I have wanted to write about this case for a while now, but waited to see if it would be appealed any further after last summer’s Iowa Supreme Court ruling. Unfortunately, it has not.
On December 21, 2012, the Iowa Supreme Court unanimously upheld the district court’s decision that firing a female employee because she is too attractive does not violate the state’s Civil Rights Act. In that specific case, James Knight, a dentist, fired his dental assistant of ten years, Melissa Nelson, solely on the basis that he had become attracted to her and she had become a threat to his marriage, as he thought he may one day act on his impulses and be unfaithful to his wife (Nelson v. Knight, No. 11-1857).
The Court’s decision received worldwide attention, mainly in the form of criticism from women’s rights and anti-discrimination activists, as well as everyday newsreaders shocked that a woman could be fired for such a reason, even in the face of her boss’s testimony that she was a model employee and that he had made several inappropriate comments to her in the months leading up to her firing.
Following the backlash against the district court’s decision, in a rare move, the Supreme Court announced at the end of June 2013 that it would reconsider Nelson’s sex discrimination case, on the basis of the previously submitted briefs and testimonial evidence. It seemed that the Court had decided to reverse its judgment. But on July 12, 2013, the Supreme Court issued its revised judgment and affirmed its December 2012 judgment, this time with a lengthier discussion of precedent and the appropriate place of courts versus legislatures in the legal scheme of things.
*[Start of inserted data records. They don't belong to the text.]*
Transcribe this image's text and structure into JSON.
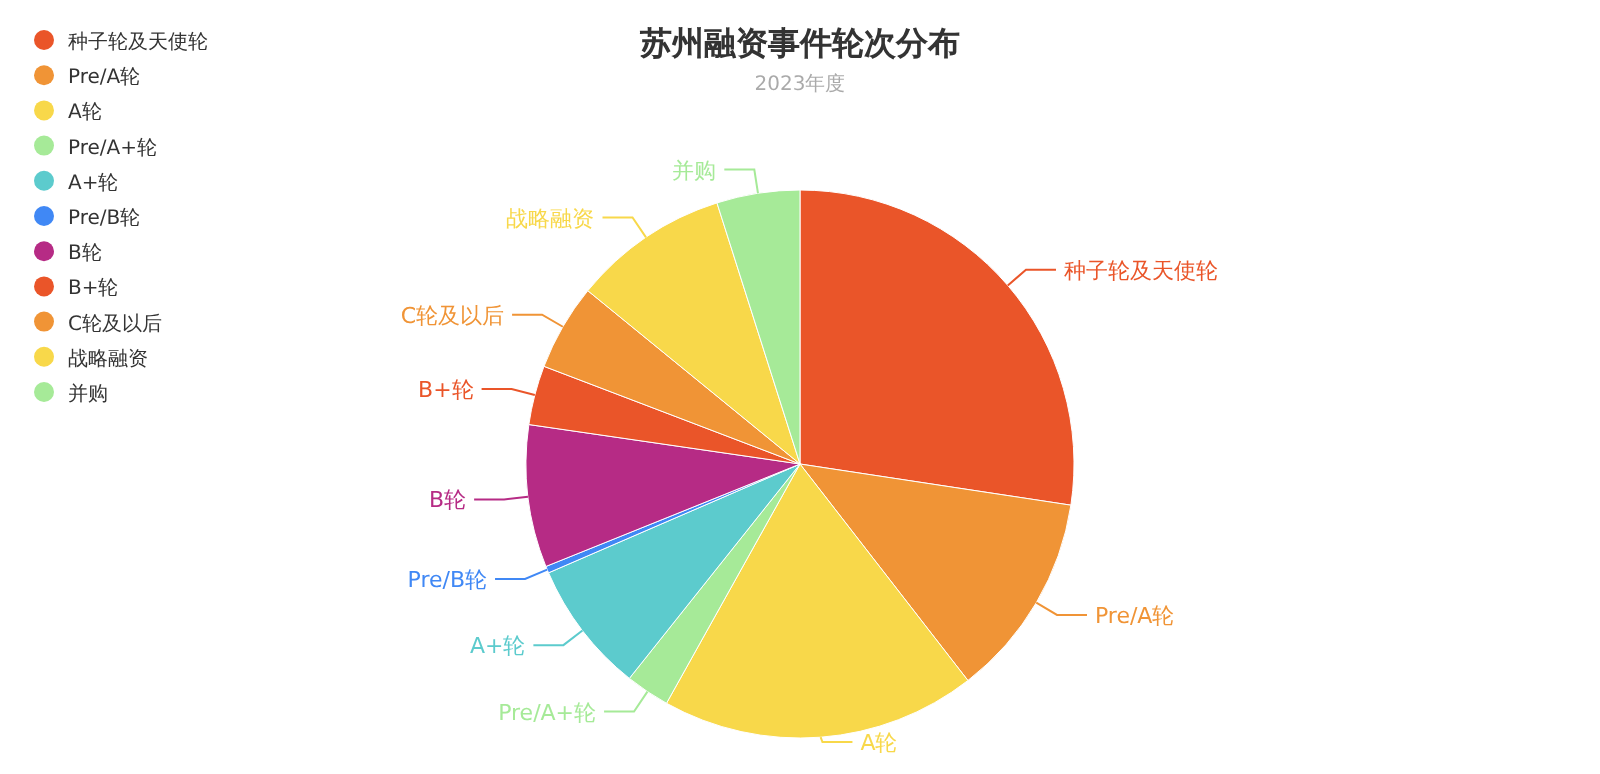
{
  "chart_data": {
    "type": "pie",
    "title": "苏州融资事件轮次分布",
    "subtitle": "2023年度",
    "categories": [
      "种子轮及天使轮",
      "Pre/A轮",
      "A轮",
      "Pre/A+轮",
      "A+轮",
      "Pre/B轮",
      "B轮",
      "B+轮",
      "C轮及以后",
      "战略融资",
      "并购"
    ],
    "values": [
      27.4,
      12.1,
      18.6,
      2.6,
      7.8,
      0.4,
      8.4,
      3.5,
      5.1,
      9.2,
      4.9
    ],
    "colors": [
      "#ea5529",
      "#f09436",
      "#f8d84a",
      "#a6ea98",
      "#5ccbcd",
      "#4088f5",
      "#b62b85",
      "#ea5529",
      "#f09436",
      "#f8d84a",
      "#a6ea98"
    ],
    "legend": "top left"
  }
}
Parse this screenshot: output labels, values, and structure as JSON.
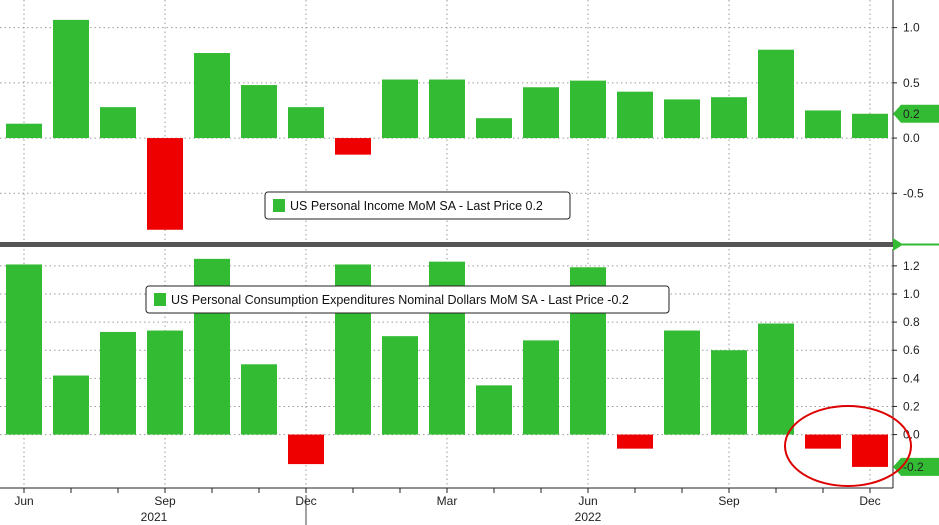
{
  "colors": {
    "positive": "#33bb33",
    "negative": "#ee0000",
    "highlight_ring": "#dd0000",
    "grid": "#9a9a9a",
    "divider": "#555555",
    "accent_axis": "#33bb33"
  },
  "x_axis": {
    "month_labels": [
      "Jun",
      "Sep",
      "Dec",
      "Mar",
      "Jun",
      "Sep",
      "Dec"
    ],
    "year_labels": [
      "2021",
      "2022"
    ]
  },
  "chart_data": [
    {
      "type": "bar",
      "legend": "US Personal Income MoM SA - Last Price 0.2",
      "categories": [
        "Jun 2021",
        "Jul 2021",
        "Aug 2021",
        "Sep 2021",
        "Oct 2021",
        "Nov 2021",
        "Dec 2021",
        "Jan 2022",
        "Feb 2022",
        "Mar 2022",
        "Apr 2022",
        "May 2022",
        "Jun 2022",
        "Jul 2022",
        "Aug 2022",
        "Sep 2022",
        "Oct 2022",
        "Nov 2022",
        "Dec 2022"
      ],
      "values": [
        0.13,
        1.07,
        0.28,
        -0.83,
        0.77,
        0.48,
        0.28,
        -0.15,
        0.53,
        0.53,
        0.18,
        0.46,
        0.52,
        0.42,
        0.35,
        0.37,
        0.8,
        0.25,
        0.22
      ],
      "ylim": [
        -0.95,
        1.25
      ],
      "ticks": [
        -0.5,
        0.0,
        0.5,
        1.0
      ],
      "tick_labels": [
        "-0.5",
        "0.0",
        "0.5",
        "1.0"
      ],
      "last_value_label": "0.2",
      "grid": true
    },
    {
      "type": "bar",
      "legend": "US Personal Consumption Expenditures Nominal Dollars MoM SA - Last Price -0.2",
      "categories": [
        "Jun 2021",
        "Jul 2021",
        "Aug 2021",
        "Sep 2021",
        "Oct 2021",
        "Nov 2021",
        "Dec 2021",
        "Jan 2022",
        "Feb 2022",
        "Mar 2022",
        "Apr 2022",
        "May 2022",
        "Jun 2022",
        "Jul 2022",
        "Aug 2022",
        "Sep 2022",
        "Oct 2022",
        "Nov 2022",
        "Dec 2022"
      ],
      "values": [
        1.21,
        0.42,
        0.73,
        0.74,
        1.25,
        0.5,
        -0.21,
        1.21,
        0.7,
        1.23,
        0.35,
        0.67,
        1.19,
        -0.1,
        0.74,
        0.6,
        0.79,
        -0.1,
        -0.23
      ],
      "ylim": [
        -0.38,
        1.32
      ],
      "ticks": [
        0.0,
        0.2,
        0.4,
        0.6,
        0.8,
        1.0,
        1.2
      ],
      "tick_labels": [
        "0.0",
        "0.2",
        "0.4",
        "0.6",
        "0.8",
        "1.0",
        "1.2"
      ],
      "last_value_label": "-0.2",
      "grid": true
    }
  ]
}
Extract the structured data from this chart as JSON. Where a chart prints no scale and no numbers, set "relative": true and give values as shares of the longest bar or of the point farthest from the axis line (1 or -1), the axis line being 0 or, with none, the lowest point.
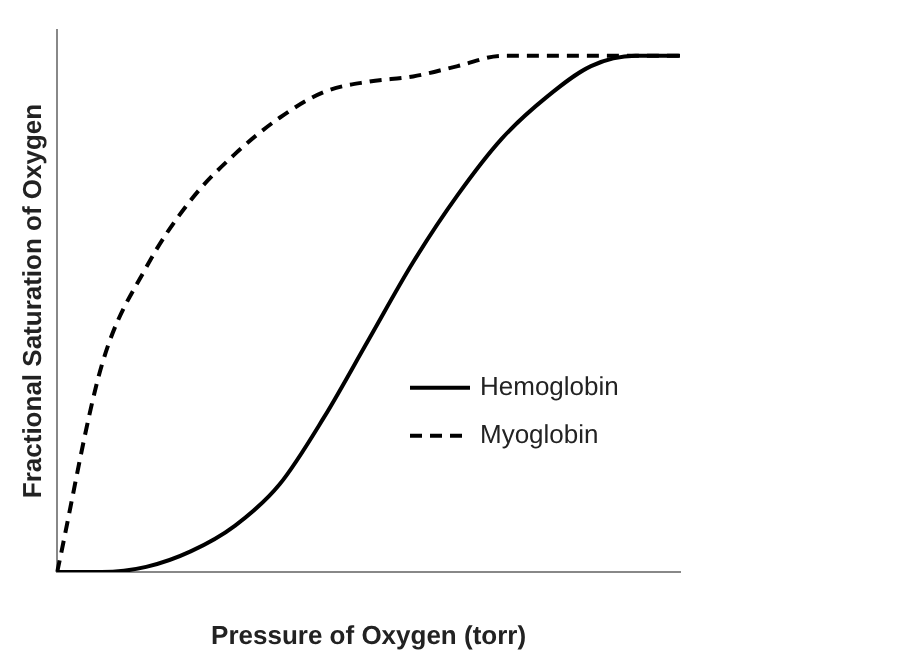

The fallacy of the Court’s judgment (and maybe of the civil rights legislation in general) is that it undertook its analysis of sex discrimination with blinders on. Rather than integrating a consideration of the other dimensions of gender in its analysis, it held itself to the purely biological male-female construction of sex discrimination. While, it is true, Nelson may not have been fired, strictly speaking, because she is a woman (after all, a female superior could also fire a male employee for the same reason under the state’s laws), Nelson was nonetheless fired because of, inter alia, certain steretypes associated with attractive women in the workplace , or a socialized (and apparently accepted) ethic that women are to be blamed for attracting male attention (rather than, say, chastizing the male boss for making comments to Nelson about his bulging pants).
The Court’s appeal to precedent itself speaks to the aberration of seeing the issue of sex discrimination in a purely male-female biological dichotomy. In particular, all the cases cited by the (all male) bench involve instances in which a male boss dismisses a female employee in order to « save his marriage ». Despite the blatant obviousness that being fired for being too attractive clearly disproportionately affects women rather than men, the Court seemed unmoved by arguments that equality does not necessarily mean identical treatment of men and women but may also necessitate proactive steps to protect vulnerable minorities. The Court’s statement that « the civil rights laws seek to insure that employees are treated the same regardless of their sex or other protected status » misses the mark in that it will inevitably work to the detriment of women more than men, not only because men are more likely to be in higher level positions (still today) but because, as the cited case law shows, it is apparently men who have taken it upon themselves to fire female employees for being too pretty.
As the Court mentions, the Defendant had by the time of the appeal hired a new female employee to replace Nelson. Apparently the Court did not think it relevant to ask « How hot is she? ».